Žilinskait? (2025) menegaskan bahwa prosumsi bukan semata fenomena digital, tetapi internet dan teknologi membuat partisipasi pengguna dalam pengembangan produk maupun konten kian mudah. Unggahan di Instagram, komentar di forum daring, hingga video TikTok bukan hanya ekspresi personal, melainkan juga arsip sosial yang membentuk memori kolektif.
Oleh karena setiap orang bisa memproduksi informasi, arsip digital di era ini sangat rentan. Konten masyarakat dapat hilang sewaktu-waktu, entah karena dihapus otomatis, dianggap melanggar kebijakan, atau akun ditutup pemiliknya. TikTok, misalnya, menghapus jutaan konten tiap kuartal karena melanggar aturan komunitas. Facebook pun rutin menonaktifkan ribuan akun palsu.
Kementerian Komunikasi dan Digital mencatat sejak 2016 hingga awal 2025, ada 6 juta konten negatif yang diblokir karena terkait dengan judi daring dan berita bohong. Tindakan ini memang perlu untuk menjaga ruang digital tetap sehat, tetapi di sisi lain ada risiko jejak digital yang ikut hilang. Padahal, komentar sederhana di media sosial sekalipun bisa menjadi bahan penting untuk penelitian perilaku masyarakat.
Arsip digital tidak boleh dipandang remeh. Ia bukan sekadar tumpukan file di server, melainkan rekam jejak identitas sosial, politik, dan budaya. Tanpa strategi pengarsipan berkelanjutan, generasi mendatang hanya akan belajar dari potongan sejarah yang tidak utuh.

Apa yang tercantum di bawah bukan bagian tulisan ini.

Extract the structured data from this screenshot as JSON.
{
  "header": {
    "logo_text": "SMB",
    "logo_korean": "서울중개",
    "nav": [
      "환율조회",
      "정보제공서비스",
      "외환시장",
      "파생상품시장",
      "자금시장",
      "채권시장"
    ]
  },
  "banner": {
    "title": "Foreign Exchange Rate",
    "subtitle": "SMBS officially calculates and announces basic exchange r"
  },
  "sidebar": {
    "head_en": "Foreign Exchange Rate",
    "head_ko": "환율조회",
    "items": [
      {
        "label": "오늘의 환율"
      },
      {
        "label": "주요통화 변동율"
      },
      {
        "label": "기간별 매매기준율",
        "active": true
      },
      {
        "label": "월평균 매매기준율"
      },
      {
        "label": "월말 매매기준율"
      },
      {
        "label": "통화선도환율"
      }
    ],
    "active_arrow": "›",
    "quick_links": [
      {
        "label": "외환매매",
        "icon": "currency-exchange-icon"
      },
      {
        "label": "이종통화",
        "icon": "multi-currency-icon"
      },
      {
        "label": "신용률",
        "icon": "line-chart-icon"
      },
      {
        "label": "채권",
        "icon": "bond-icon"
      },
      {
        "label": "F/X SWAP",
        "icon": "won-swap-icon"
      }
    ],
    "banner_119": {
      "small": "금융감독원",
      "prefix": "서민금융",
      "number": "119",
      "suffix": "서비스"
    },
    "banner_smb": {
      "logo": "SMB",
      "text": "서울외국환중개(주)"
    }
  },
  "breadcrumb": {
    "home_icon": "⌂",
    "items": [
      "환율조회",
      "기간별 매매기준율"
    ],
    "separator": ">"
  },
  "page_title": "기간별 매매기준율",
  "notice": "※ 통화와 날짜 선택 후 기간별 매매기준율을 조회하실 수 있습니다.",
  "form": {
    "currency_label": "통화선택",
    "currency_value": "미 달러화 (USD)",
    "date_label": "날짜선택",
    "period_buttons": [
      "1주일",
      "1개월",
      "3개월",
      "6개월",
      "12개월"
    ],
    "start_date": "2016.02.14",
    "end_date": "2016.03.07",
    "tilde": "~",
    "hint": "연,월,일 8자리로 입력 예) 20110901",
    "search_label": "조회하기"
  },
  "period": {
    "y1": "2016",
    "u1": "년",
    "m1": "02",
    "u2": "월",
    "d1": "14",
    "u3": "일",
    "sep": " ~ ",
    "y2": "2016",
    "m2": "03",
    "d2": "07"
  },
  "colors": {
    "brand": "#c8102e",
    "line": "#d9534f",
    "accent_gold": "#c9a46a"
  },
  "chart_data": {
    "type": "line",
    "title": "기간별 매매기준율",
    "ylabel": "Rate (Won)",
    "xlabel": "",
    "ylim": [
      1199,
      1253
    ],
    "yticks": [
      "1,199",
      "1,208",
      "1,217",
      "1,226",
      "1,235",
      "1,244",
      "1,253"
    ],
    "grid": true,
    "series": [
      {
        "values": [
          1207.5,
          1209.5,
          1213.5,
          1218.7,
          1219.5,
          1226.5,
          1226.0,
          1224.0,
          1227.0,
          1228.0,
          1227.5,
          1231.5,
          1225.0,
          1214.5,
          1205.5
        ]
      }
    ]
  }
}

Perkembangan kecerdasan buatan (AI) menambah kompleksitas persoalan. Teknologi ini mampu menghasilkan deepfake, teks, maupun gambar tiruan yang nyaris identik dengan arsip asli. Kondisi ini membuat publik kesulitan membedakan konten autentik dengan buatan mesin. Tanpa sistem verifikasi yang jelas, arsip digital bisa tercemar informasi palsu. Akibatnya, sejarah masa kini di masa depan berisiko dipenuhi jejak tiruan yang menyesatkan.
MEMELIHARA INGATAN BANGSA
Pengarsipan digital bukan hanya tugas lembaga negara. Kesadaran publik juga penting. Pemerintah memang punya peran besar melalui ANRI dan aplikasi Srikandi, tetapi masyarakat sebagai produsen informasi juga ikut menentukan. Tulisan, foto, atau video yang diunggah bisa saja kelak bernilai historis.

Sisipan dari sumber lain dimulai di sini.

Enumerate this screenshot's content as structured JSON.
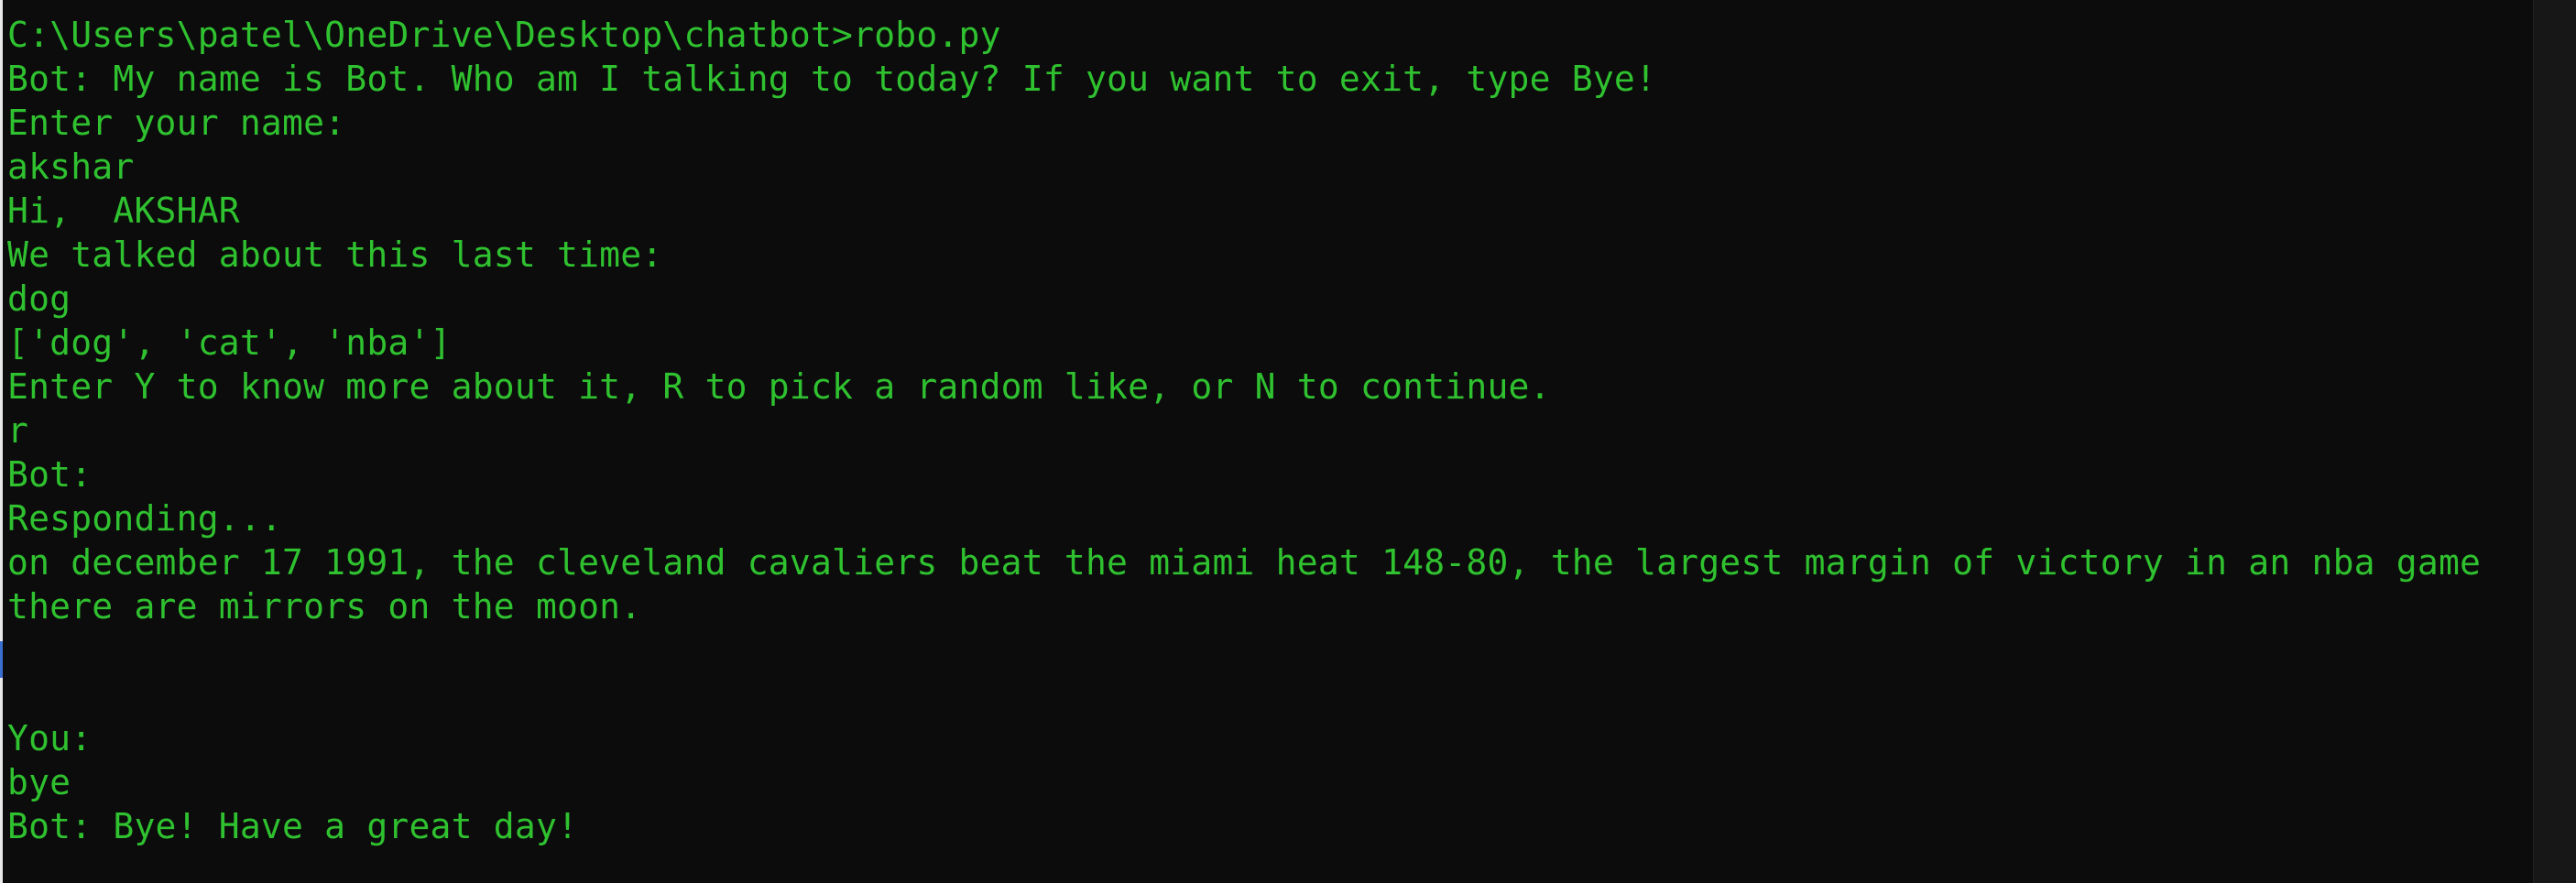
{
  "terminal": {
    "text_color": "#2fc12f",
    "background_color": "#0c0c0c",
    "lines": [
      "C:\\Users\\patel\\OneDrive\\Desktop\\chatbot>robo.py",
      "Bot: My name is Bot. Who am I talking to today? If you want to exit, type Bye!",
      "Enter your name:",
      "akshar",
      "Hi,  AKSHAR",
      "We talked about this last time:",
      "dog",
      "['dog', 'cat', 'nba']",
      "Enter Y to know more about it, R to pick a random like, or N to continue.",
      "r",
      "Bot:",
      "Responding...",
      "on december 17 1991, the cleveland cavaliers beat the miami heat 148-80, the largest margin of victory in an nba game",
      "there are mirrors on the moon.",
      "",
      "",
      "You:",
      "bye",
      "Bot: Bye! Have a great day!"
    ]
  }
}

Di sinilah relevansi prosumsi makin tampak. Ketika masyarakat sadar bahwa konten mereka dapat menjadi arsip berharga, mereka akan lebih bijak dalam menyimpan jejak digital. Karena itu, literasi digital tidak boleh terbatas pada isu hoaks atau keamanan data, tetapi juga menyangkut bagaimana merawat arsip sebagai bagian dari sejarah.

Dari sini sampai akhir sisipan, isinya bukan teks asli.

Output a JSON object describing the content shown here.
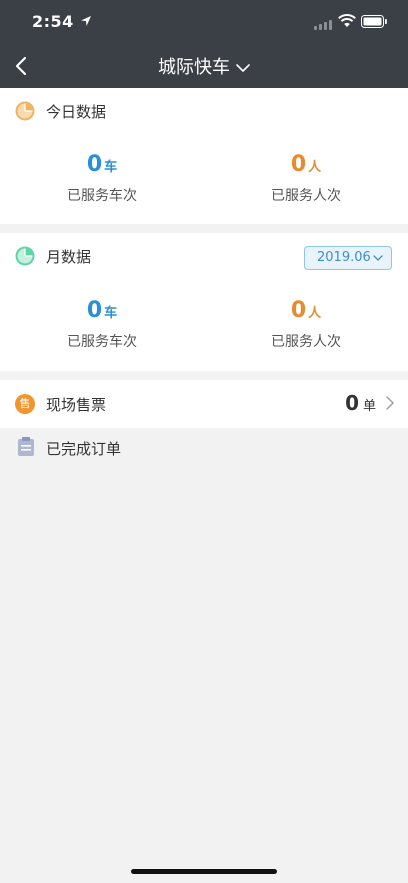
{
  "status_bar": {
    "time": "2:54"
  },
  "nav": {
    "title": "城际快车"
  },
  "today": {
    "title": "今日数据",
    "trips_value": "0",
    "trips_unit": "车",
    "trips_label": "已服务车次",
    "people_value": "0",
    "people_unit": "人",
    "people_label": "已服务人次"
  },
  "month": {
    "title": "月数据",
    "selected_month": "2019.06",
    "trips_value": "0",
    "trips_unit": "车",
    "trips_label": "已服务车次",
    "people_value": "0",
    "people_unit": "人",
    "people_label": "已服务人次"
  },
  "ticket_sales": {
    "icon_text": "售",
    "title": "现场售票",
    "count": "0",
    "count_unit": "单"
  },
  "completed_orders": {
    "title": "已完成订单"
  },
  "colors": {
    "header_bg": "#3b4047",
    "accent_blue": "#2b8fd6",
    "accent_orange": "#e98a2f",
    "today_icon": "#efb45f",
    "month_icon": "#5fd4a6",
    "ticket_icon": "#f0962d",
    "orders_icon": "#aeb6d2"
  },
  "icons": {
    "back": "chevron-left-icon",
    "title_dropdown": "chevron-down-icon",
    "today": "pie-chart-icon",
    "month": "pie-chart-icon",
    "orders": "clipboard-icon",
    "ticket_arrow": "chevron-right-icon"
  }
}
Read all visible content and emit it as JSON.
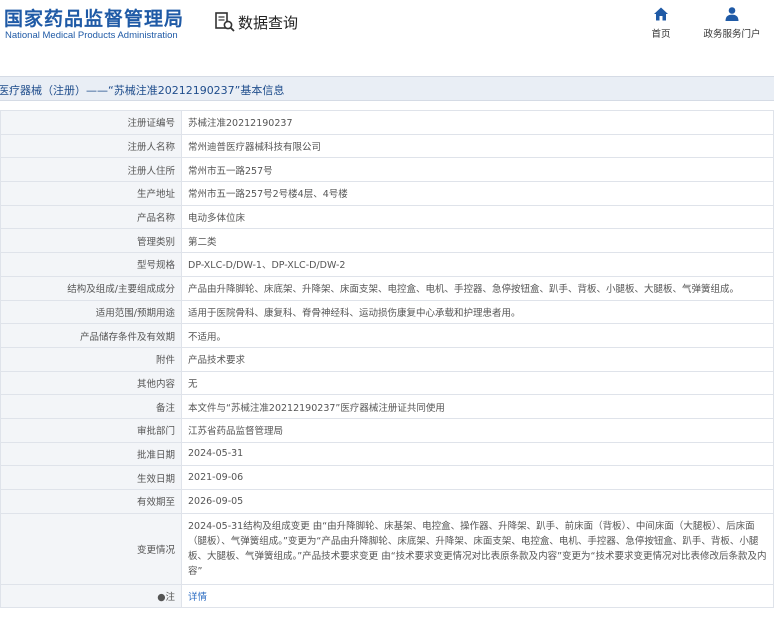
{
  "header": {
    "logo_cn": "国家药品监督管理局",
    "logo_en": "National Medical Products Administration",
    "query_icon": "search-document-icon",
    "query_label": "数据查询",
    "nav": [
      {
        "label": "首页",
        "icon": "home-icon"
      },
      {
        "label": "政务服务门户",
        "icon": "user-icon"
      }
    ]
  },
  "page_title": "医疗器械（注册）——“苏械注准20212190237”基本信息",
  "rows": [
    {
      "label": "注册证编号",
      "value": "苏械注准20212190237"
    },
    {
      "label": "注册人名称",
      "value": "常州迪普医疗器械科技有限公司"
    },
    {
      "label": "注册人住所",
      "value": "常州市五一路257号"
    },
    {
      "label": "生产地址",
      "value": "常州市五一路257号2号楼4层、4号楼"
    },
    {
      "label": "产品名称",
      "value": "电动多体位床"
    },
    {
      "label": "管理类别",
      "value": "第二类"
    },
    {
      "label": "型号规格",
      "value": "DP-XLC-D/DW-1、DP-XLC-D/DW-2"
    },
    {
      "label": "结构及组成/主要组成成分",
      "value": "产品由升降脚轮、床底架、升降架、床面支架、电控盒、电机、手控器、急停按钮盒、趴手、背板、小腿板、大腿板、气弹簧组成。"
    },
    {
      "label": "适用范围/预期用途",
      "value": "适用于医院骨科、康复科、脊骨神经科、运动损伤康复中心承载和护理患者用。"
    },
    {
      "label": "产品储存条件及有效期",
      "value": "不适用。"
    },
    {
      "label": "附件",
      "value": "产品技术要求"
    },
    {
      "label": "其他内容",
      "value": "无"
    },
    {
      "label": "备注",
      "value": "本文件与“苏械注准20212190237”医疗器械注册证共同使用"
    },
    {
      "label": "审批部门",
      "value": "江苏省药品监督管理局"
    },
    {
      "label": "批准日期",
      "value": "2024-05-31"
    },
    {
      "label": "生效日期",
      "value": "2021-09-06"
    },
    {
      "label": "有效期至",
      "value": "2026-09-05"
    },
    {
      "label": "变更情况",
      "value": "2024-05-31结构及组成变更 由“由升降脚轮、床基架、电控盒、操作器、升降架、趴手、前床面（背板）、中间床面（大腿板）、后床面（腿板）、气弹簧组成。”变更为“产品由升降脚轮、床底架、升降架、床面支架、电控盒、电机、手控器、急停按钮盒、趴手、背板、小腿板、大腿板、气弹簧组成。”产品技术要求变更 由“技术要求变更情况对比表原条款及内容”变更为“技术要求变更情况对比表修改后条款及内容”"
    },
    {
      "label": "●注",
      "value": "详情",
      "link": true
    }
  ]
}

Di era AI, literasi ini perlu mencakup kemampuan membedakan arsip autentik dari tiruan. AI memang bisa mempercepat pencatatan, tetapi juga bisa menciptakan ‘sejarah palsu’. Tanpa filter kritis, kita bisa saja mengarsipkan kebohongan seolah-olah kebenaran.
Mengutip filsuf Milan Kundera, “Perjuangan manusia melawan kekuasaan adalah perjuangan ingatan melawan lupa.” Dalam konteks digital, perjuangan itu terletak pada pengelolaan arsip agar tidak hilang begitu saja. Menjaga arsip digital berarti menjaga ingatan bangsa, dan menjaga ingatan bangsa berarti menjaga masa depan.